Microlending is the practice of providing small loans to low-income people to start small businesses. Grameen Bank, founded in Bangladesh in 1983, was a pioneer in microfinance, generally providing small loans to the rural poor. While the practice has become extremely popular globally, microfinance has only recently joined the arsenal of financing options for small business owners and would-be entrepreneurs in the U.S.
Microlending in the United States got an official boost in 2009, with the passage of American Recovery and Reinvestment Act. Through ARRA, the Small Business Administration received $54 million specifically for its Microloan Program, which distributes loans under $50,000. We have recently added the locations of organizations participating in the Microloan Program to PolicyMap.
SBA Microloans are distributed through a handful of nonprofit intermediaries who have experience in lending and technical assistance to small businesses. According to the SBA, microloans can be used for working capital, inventory, supplies, furniture, fixtures, machinery or equipment needed for a small business. The average SBA microloan is for $13,000 and interest rates are typically between 8 and 13 percent. Not all microlending that takes place in the U.S. is funded through the SBA, however. Participating intermediaries may operate their own loan funds, and organizations such as Kiva rely on crowd-funding mechanisms for seed money and do not need to conform to SBA’s loan regulations.

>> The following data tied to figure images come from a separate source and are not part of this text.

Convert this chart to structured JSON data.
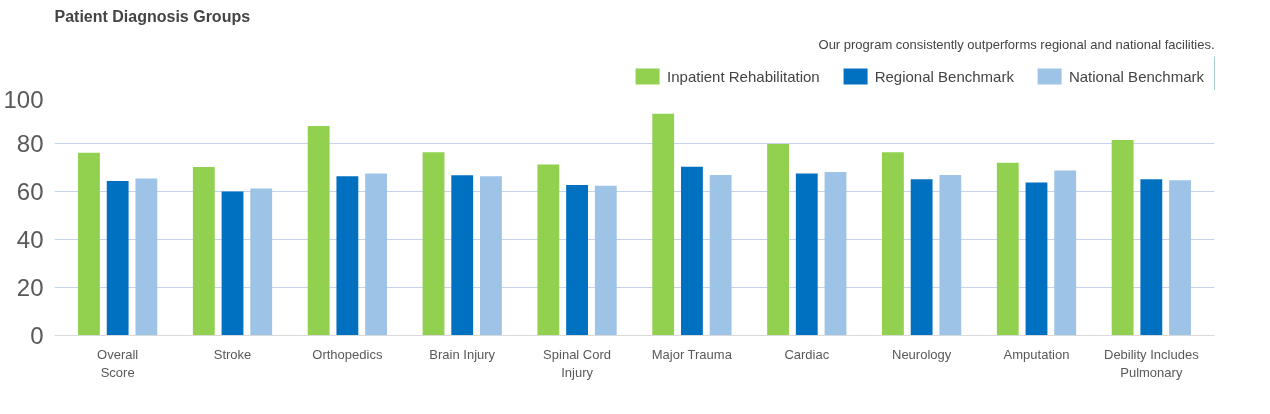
{
  "chart_data": {
    "type": "bar",
    "title": "Patient Diagnosis Groups",
    "subtitle": "Our program consistently outperforms regional and national facilities.",
    "categories": [
      "Overall Score",
      "Stroke",
      "Orthopedics",
      "Brain Injury",
      "Spinal Cord Injury",
      "Major Trauma",
      "Cardiac",
      "Neurology",
      "Amputation",
      "Debility Includes Pulmonary"
    ],
    "series": [
      {
        "name": "Inpatient Rehabilitation",
        "color": "#92d050",
        "values": [
          76.1,
          70.2,
          87.3,
          76.4,
          71.2,
          92.4,
          79.8,
          76.4,
          72.0,
          81.5
        ]
      },
      {
        "name": "Regional Benchmark",
        "color": "#0070c0",
        "values": [
          64.4,
          60.0,
          66.4,
          66.8,
          62.7,
          70.3,
          67.5,
          65.1,
          63.7,
          65.1
        ]
      },
      {
        "name": "National Benchmark",
        "color": "#9dc3e6",
        "values": [
          65.4,
          61.2,
          67.5,
          66.4,
          62.4,
          66.9,
          68.1,
          66.9,
          68.8,
          64.7
        ]
      }
    ],
    "ylim": [
      0,
      100
    ],
    "yticks": [
      0,
      20,
      40,
      60,
      80,
      100
    ],
    "grid": "y",
    "legend": "top right"
  }
}
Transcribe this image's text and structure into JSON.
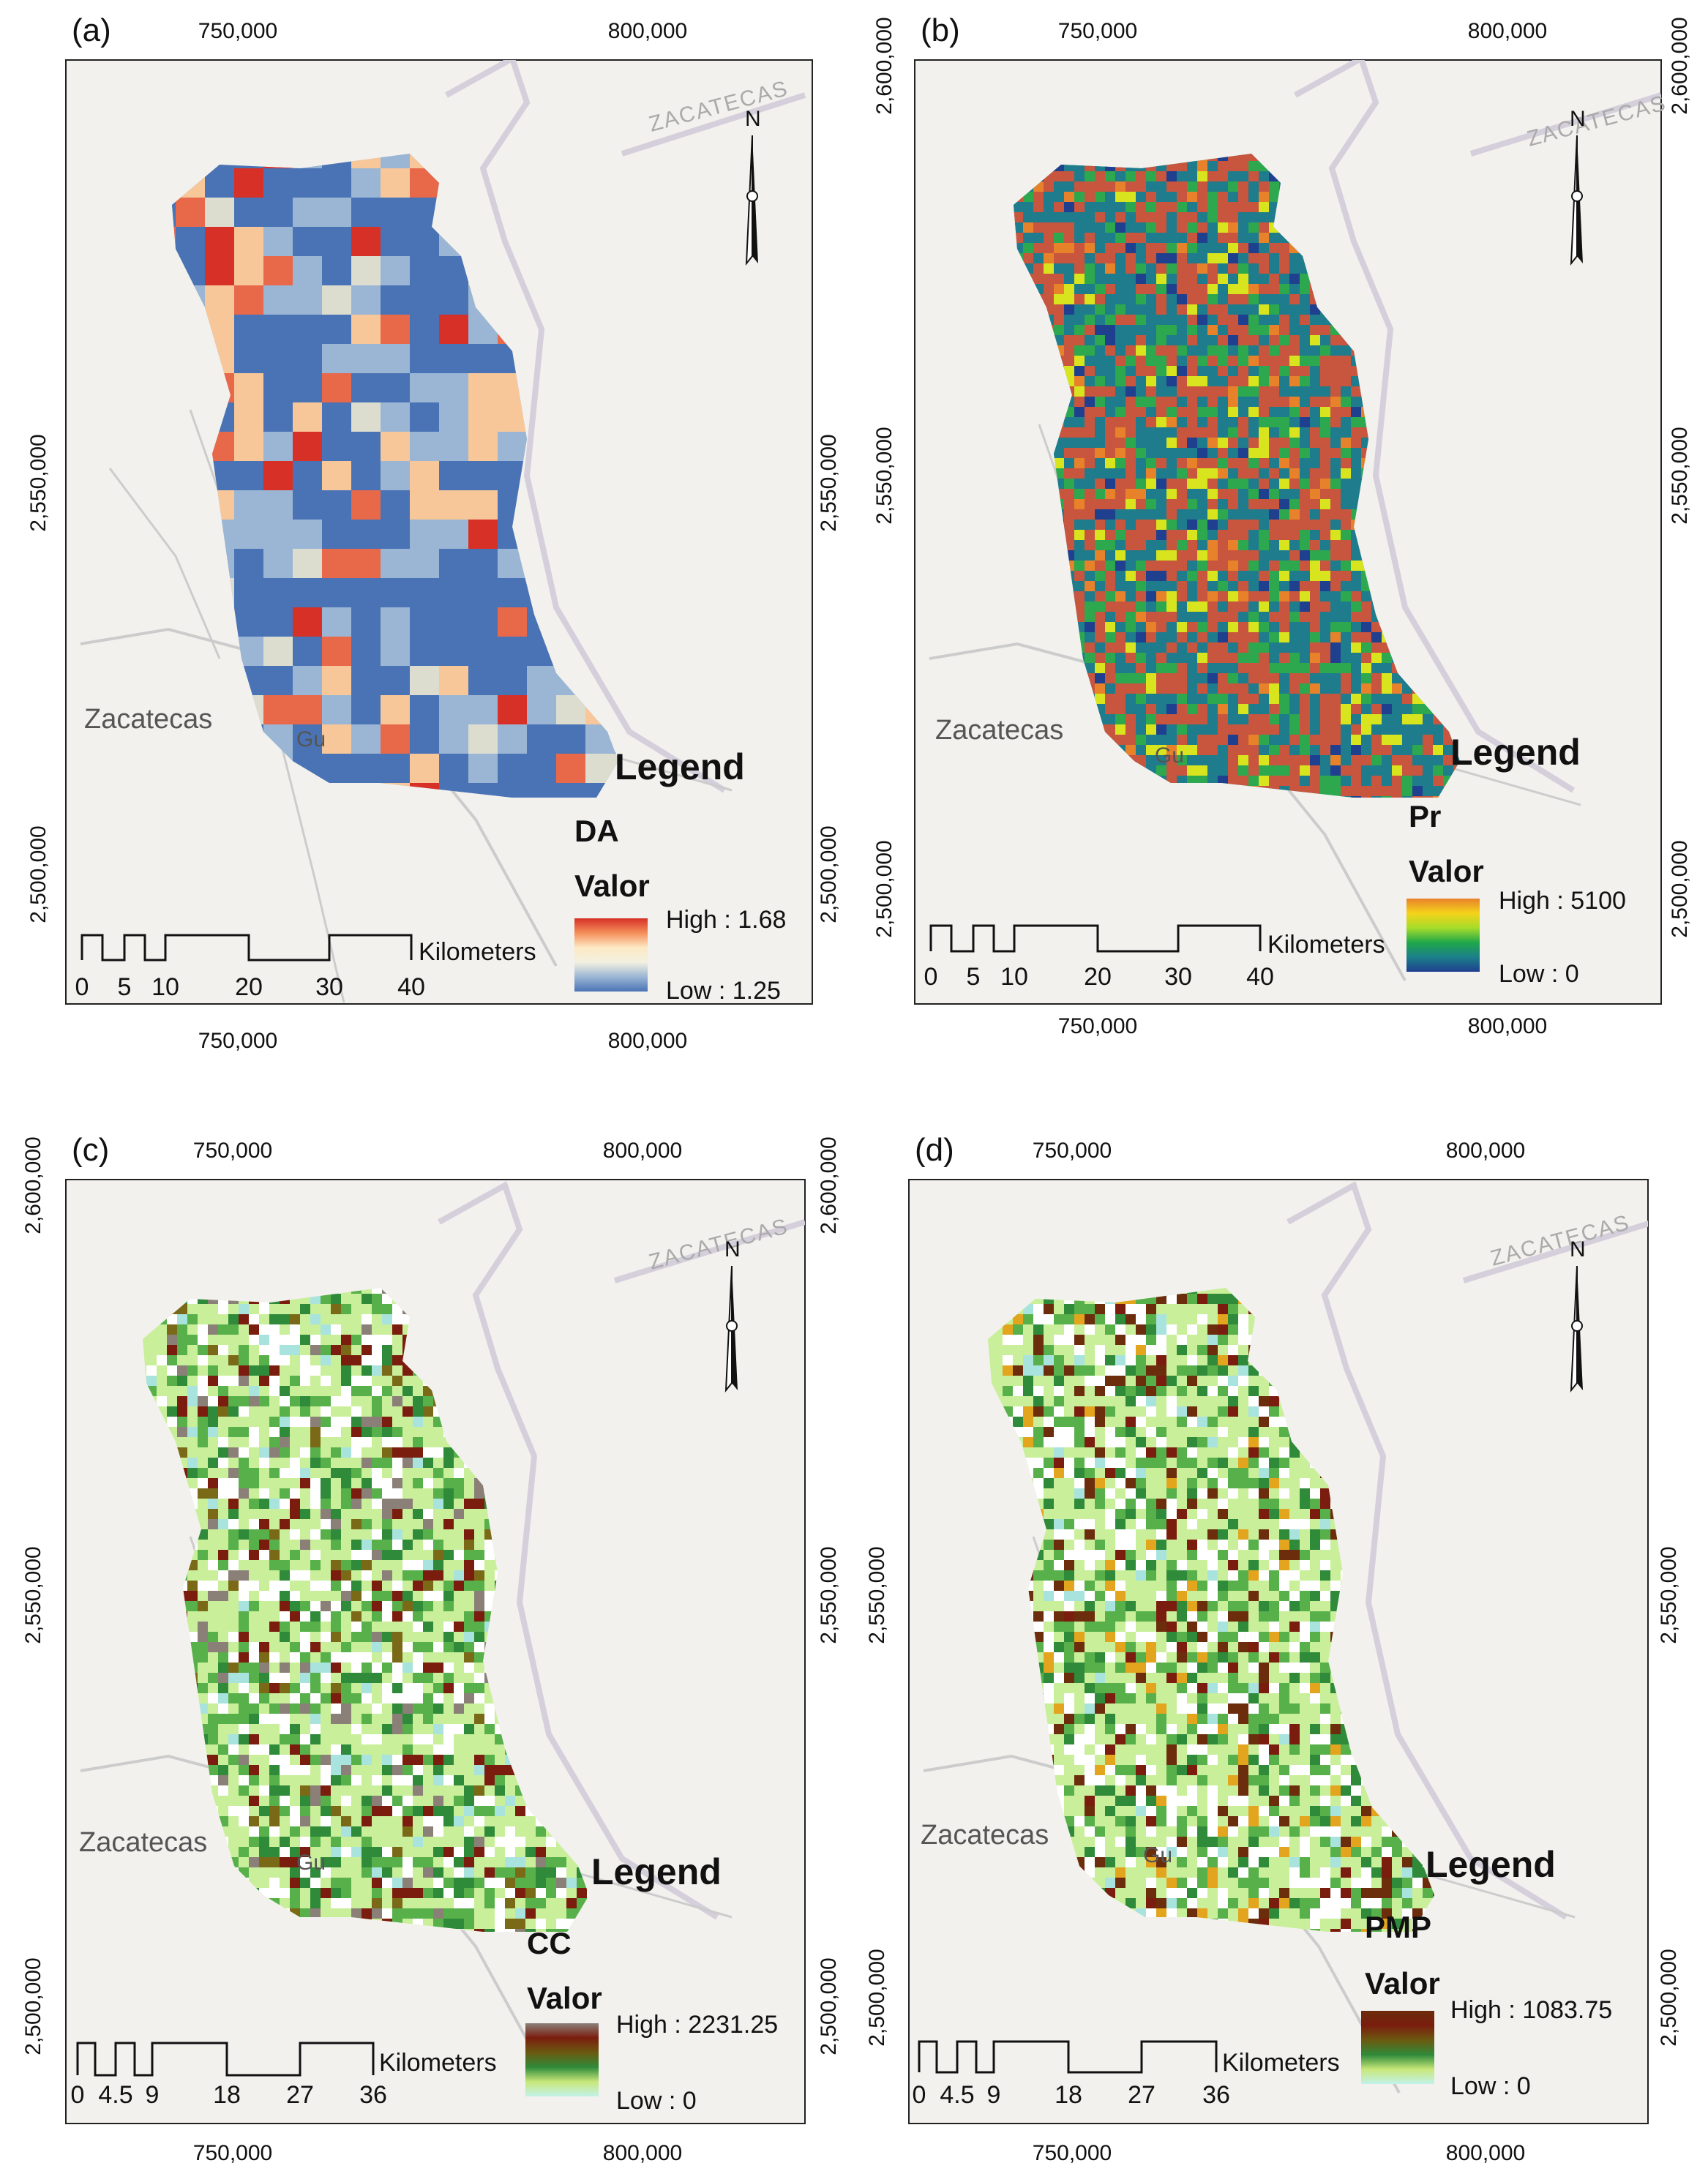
{
  "panels": [
    {
      "label": "(a)",
      "top_ticks": [
        "750,000",
        "800,000"
      ],
      "bottom_ticks": [
        "750,000",
        "800,000"
      ],
      "left_ticks": [
        "2,550,000",
        "2,500,000"
      ],
      "right_ticks": [
        "2,550,000",
        "2,500,000"
      ],
      "legend_title": "Legend",
      "variable": "DA",
      "valor": "Valor",
      "high": "High : 1.68",
      "low": "Low : 1.25",
      "scale_unit": "Kilometers",
      "scale_labels": [
        "0",
        "5",
        "10",
        "20",
        "30",
        "40"
      ],
      "town": "Zacatecas",
      "town2": "Gu",
      "state_label": "ZACATECAS",
      "north": "N",
      "map_type": "categorical",
      "ramp_colors": [
        "#d73027",
        "#f58f5a",
        "#fde9c4",
        "#f2f0e0",
        "#9bb6d4",
        "#4a73b5"
      ]
    },
    {
      "label": "(b)",
      "top_ticks": [
        "750,000",
        "800,000"
      ],
      "bottom_ticks": [
        "750,000",
        "800,000"
      ],
      "left_ticks": [
        "2,600,000",
        "2,550,000",
        "2,500,000"
      ],
      "right_ticks": [
        "2,600,000",
        "2,550,000",
        "2,500,000"
      ],
      "legend_title": "Legend",
      "variable": "Pr",
      "valor": "Valor",
      "high": "High : 5100",
      "low": "Low : 0",
      "scale_unit": "Kilometers",
      "scale_labels": [
        "0",
        "5",
        "10",
        "20",
        "30",
        "40"
      ],
      "town": "Zacatecas",
      "town2": "Gu",
      "state_label": "ZACATECAS",
      "north": "N",
      "map_type": "pr",
      "ramp_colors": [
        "#e8822a",
        "#f5d31a",
        "#a6dc2a",
        "#1fa84a",
        "#1b7f8a",
        "#1f3f8f"
      ]
    },
    {
      "label": "(c)",
      "top_ticks": [
        "750,000",
        "800,000"
      ],
      "bottom_ticks": [
        "750,000",
        "800,000"
      ],
      "left_ticks": [
        "2,600,000",
        "2,550,000",
        "2,500,000"
      ],
      "right_ticks": [
        "2,600,000",
        "2,550,000",
        "2,500,000"
      ],
      "legend_title": "Legend",
      "variable": "CC",
      "valor": "Valor",
      "high": "High : 2231.25",
      "low": "Low : 0",
      "scale_unit": "Kilometers",
      "scale_labels": [
        "0",
        "4.5",
        "9",
        "18",
        "27",
        "36"
      ],
      "town": "Zacatecas",
      "town2": "Gu",
      "state_label": "ZACATECAS",
      "north": "N",
      "map_type": "cc",
      "ramp_colors": [
        "#8b8078",
        "#7a1d0e",
        "#6b5a10",
        "#2f8a3a",
        "#c8e77a",
        "#c2f2ea"
      ]
    },
    {
      "label": "(d)",
      "top_ticks": [
        "750,000",
        "800,000"
      ],
      "bottom_ticks": [
        "750,000",
        "800,000"
      ],
      "left_ticks": [
        "2,550,000",
        "2,500,000"
      ],
      "right_ticks": [
        "2,550,000",
        "2,500,000"
      ],
      "legend_title": "Legend",
      "variable": "PMP",
      "valor": "Valor",
      "high": "High : 1083.75",
      "low": "Low : 0",
      "scale_unit": "Kilometers",
      "scale_labels": [
        "0",
        "4.5",
        "9",
        "18",
        "27",
        "36"
      ],
      "town": "Zacatecas",
      "town2": "Gu",
      "state_label": "ZACATECAS",
      "north": "N",
      "map_type": "pmp",
      "ramp_colors": [
        "#6b2d0c",
        "#7a1d0e",
        "#6b5a10",
        "#2f8a3a",
        "#c8e77a",
        "#c2f2ea"
      ]
    }
  ]
}
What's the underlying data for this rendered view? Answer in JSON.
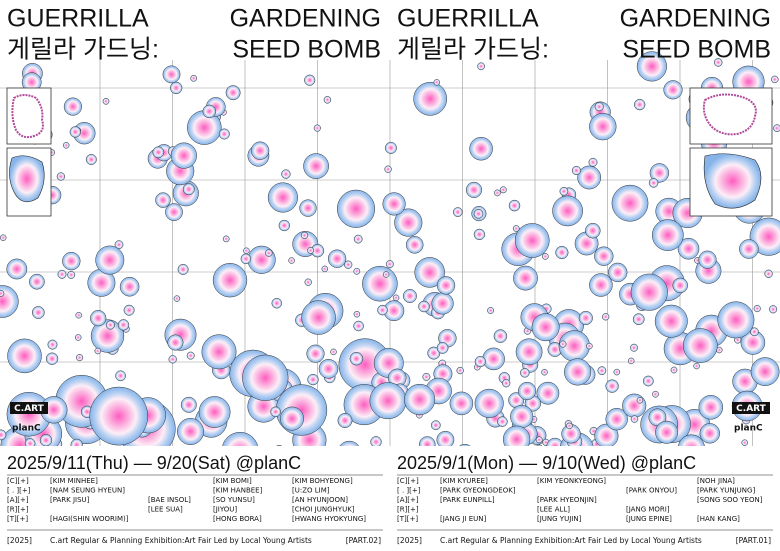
{
  "panels": [
    {
      "title_line1": [
        "GUERRILLA",
        "GARDENING"
      ],
      "title_line2": [
        "게릴라 가드닝:",
        "SEED BOMB"
      ],
      "logos": [
        "C.ART",
        "planC"
      ],
      "dates": "2025/9/11(Thu) — 9/20(Sat) @planC",
      "row_labels": [
        "[C][+]",
        "[ . ][+]",
        "[A][+]",
        "[R][+]",
        "[T][+]"
      ],
      "names": [
        [
          "[KIM MINHEE]",
          null,
          "[KIM BOMI]",
          "[KIM BOHYEONG]"
        ],
        [
          "[NAM SEUNG HYEUN]",
          null,
          "[KIM HANBEE]",
          "[U:ZO LIM]"
        ],
        [
          "[PARK JISU]",
          "[BAE INSOL]",
          "[SO YUNSU]",
          "[AN HYUNJOON]"
        ],
        [
          null,
          "[LEE SUA]",
          "[JIYOU]",
          "[CHOI JUNGHYUK]"
        ],
        [
          "[HAGI(SHIN WOORIM)]",
          null,
          "[HONG BORA]",
          "[HWANG HYOKYUNG]"
        ]
      ],
      "footer": [
        "[2025]",
        "C.art Regular & Planning Exhibition:Art Fair Led by Local Young Artists",
        "[PART.02]"
      ]
    },
    {
      "title_line1": [
        "GUERRILLA",
        "GARDENING"
      ],
      "title_line2": [
        "게릴라 가드닝:",
        "SEED BOMB"
      ],
      "logos": [
        "C.ART",
        "planC"
      ],
      "dates": "2025/9/1(Mon) — 9/10(Wed) @planC",
      "row_labels": [
        "[C][+]",
        "[ . ][+]",
        "[A][+]",
        "[R][+]",
        "[T][+]"
      ],
      "names": [
        [
          "[KIM KYUREE]",
          "[KIM YEONKYEONG]",
          null,
          "[NOH JINA]"
        ],
        [
          "[PARK GYEONGDEOK]",
          null,
          "[PARK ONYOU]",
          "[PARK YUNJUNG]"
        ],
        [
          "[PARK EUNPILL]",
          "[PARK HYEONJIN]",
          null,
          "[SONG SOO YEON]"
        ],
        [
          null,
          "[LEE ALL]",
          "[JANG MORI]",
          null
        ],
        [
          "[JANG JI EUN]",
          "[JUNG YUJIN]",
          "[JUNG EPINE]",
          "[HAN KANG]"
        ]
      ],
      "footer": [
        "[2025]",
        "C.art Regular & Planning Exhibition:Art Fair Led by Local Young Artists",
        "[PART.01]"
      ]
    }
  ]
}
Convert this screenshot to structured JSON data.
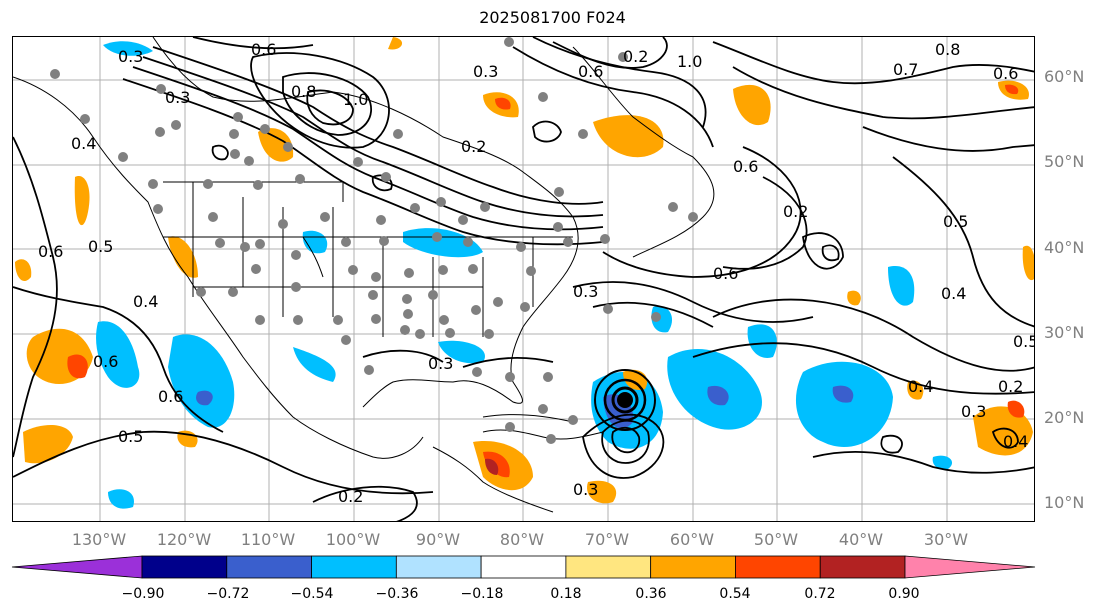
{
  "title": "2025081700 F024",
  "lat_labels": [
    "60°N",
    "50°N",
    "40°N",
    "30°N",
    "20°N",
    "10°N"
  ],
  "lon_labels": [
    "130°W",
    "120°W",
    "110°W",
    "100°W",
    "90°W",
    "80°W",
    "70°W",
    "60°W",
    "50°W",
    "40°W",
    "30°W"
  ],
  "contour_labels": [
    "0.3",
    "0.6",
    "0.3",
    "1.0",
    "0.2",
    "0.8",
    "0.3",
    "1.0",
    "0.6",
    "0.2",
    "0.8",
    "0.7",
    "0.6",
    "0.4",
    "0.5",
    "0.6",
    "0.6",
    "0.3",
    "0.6",
    "0.5",
    "0.4",
    "0.4",
    "0.3",
    "0.6",
    "0.2",
    "0.5",
    "0.4",
    "0.3",
    "0.2",
    "0.3",
    "0.6",
    "0.4",
    "0.5",
    "0.2"
  ],
  "colorbar": {
    "ticks": [
      "−0.90",
      "−0.72",
      "−0.54",
      "−0.36",
      "−0.18",
      "0.18",
      "0.36",
      "0.54",
      "0.72",
      "0.90"
    ],
    "colors": [
      "#9b30d9",
      "#00008b",
      "#3a5fcd",
      "#00bfff",
      "#b0e2ff",
      "#ffffff",
      "#ffe680",
      "#ffa500",
      "#ff4500",
      "#b22222",
      "#ff82ab"
    ]
  }
}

SBA microlenders are located throughout the country. Many of them provide financing to entrepreneurs for whom traditional bank financing is not an option, especially in areas where business startup costs are prohibitively high. The map below shows the percent of “young” businesses – those that have been in operation for less than one year – and the locations of SBA microlenders in the Bay Area. While some areas have a relatively high number of startup firms, Oakland, San Jose, and parts of San Francisco have relatively few compared to all businesses.
The microfinance institutions located in these areas help local low- and moderate-income people access capital and build good credit history, with more favorable loan rates than a typical credit card. You can find locations of SBA intermediary microloan providers on PolicyMap in the Lending tab.